Yes, but that's epic.

I guess Westerners just approach this one differently. To me -- and other East/SE Asians -- it's a special sort of story, a mythology. It's war, it's history, it's politics and glory and the lens from which you make sense of the chaos in your world. You know them, you grow up with them. You make proverbs, snappy sayings, political metaphors from them. The Peach Garden Oath is how you swear a brotherhood; Red Cliff is where hubris gets served; Liu Bei visits Kong Ming three times to win over the genius man; Cao Cao takes to cruel actions to end chaos. Good kids want to be Liu Bei, bad kids want to be Cao Cao. Boys who think they're big and tough want to be Zhang Fei. Smart kids want to grow up to be Zhuge Liang. The grownups think the kids should act like Guan Yu, the honorable God of War. Nobody likes Sima Yi, the sonofabitch.

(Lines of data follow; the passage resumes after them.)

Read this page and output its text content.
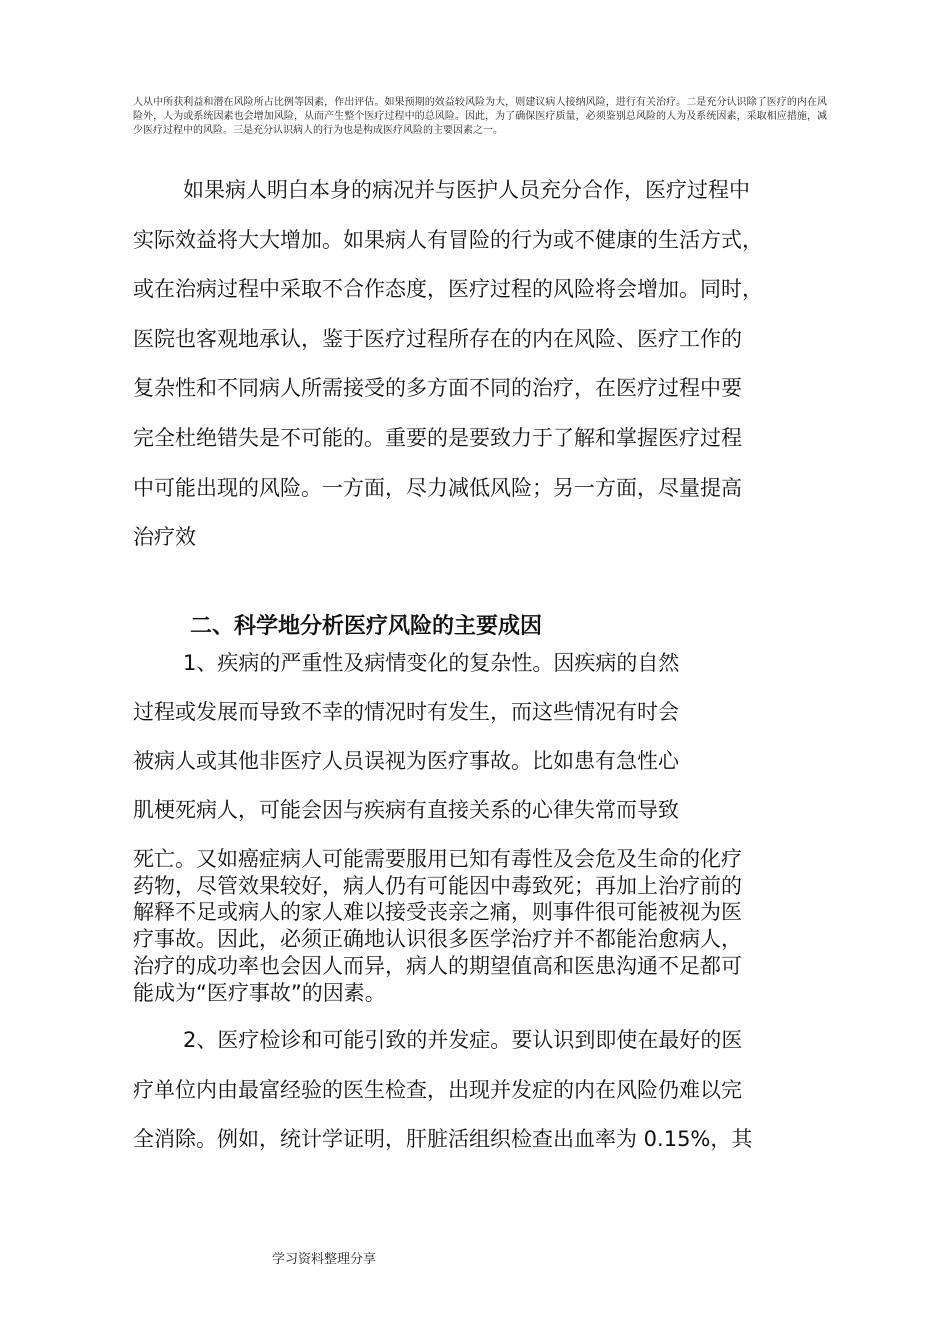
人从中所获利益和潜在风险所占比例等因素，作出评估。如果预期的效益较风险为大，则建议病人接纳风险，进行有关治疗。二是充分认识除了医疗的内在风险外，人为或系统因素也会增加风险，从而产生整个医疗过程中的总风险。因此，为了确保医疗质量，必须鉴别总风险的人为及系统因素，采取相应措施，减少医疗过程中的风险。三是充分认识病人的行为也是构成医疗风险的主要因素之一。

如果病人明白本身的病况并与医护人员充分合作，医疗过程中

实际效益将大大增加。如果病人有冒险的行为或不健康的生活方式，

或在治病过程中采取不合作态度，医疗过程的风险将会增加。同时，

医院也客观地承认，鉴于医疗过程所存在的内在风险、医疗工作的

复杂性和不同病人所需接受的多方面不同的治疗，在医疗过程中要

完全杜绝错失是不可能的。重要的是要致力于了解和掌握医疗过程

中可能出现的风险。一方面，尽力减低风险；另一方面，尽量提高

治疗效

二、科学地分析医疗风险的主要成因

1、疾病的严重性及病情变化的复杂性。因疾病的自然

过程或发展而导致不幸的情况时有发生，而这些情况有时会

被病人或其他非医疗人员误视为医疗事故。比如患有急性心

肌梗死病人，可能会因与疾病有直接关系的心律失常而导致

死亡。又如癌症病人可能需要服用已知有毒性及会危及生命的化疗

药物，尽管效果较好，病人仍有可能因中毒致死；再加上治疗前的

解释不足或病人的家人难以接受丧亲之痛，则事件很可能被视为医

疗事故。因此，必须正确地认识很多医学治疗并不都能治愈病人，

治疗的成功率也会因人而异，病人的期望值高和医患沟通不足都可

能成为“医疗事故”的因素。

2、医疗检诊和可能引致的并发症。要认识到即使在最好的医

疗单位内由最富经验的医生检查，出现并发症的内在风险仍难以完

全消除。例如，统计学证明，肝脏活组织检查出血率为 0.15%，其

学习资料整理分享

The girls are...kind of left out. There's Diao Chan and that's...that.

It's probably not unlike Greece, circa 5th century B.C.E. Everybody and their dog knew the Iliad by heart, and even the radical Athenian democrats had in their heart of hearts a bit of a yearning for the Homeric hero (hence how Alcibiades totally dazzled them). This stuff is culture. This is how epics worked.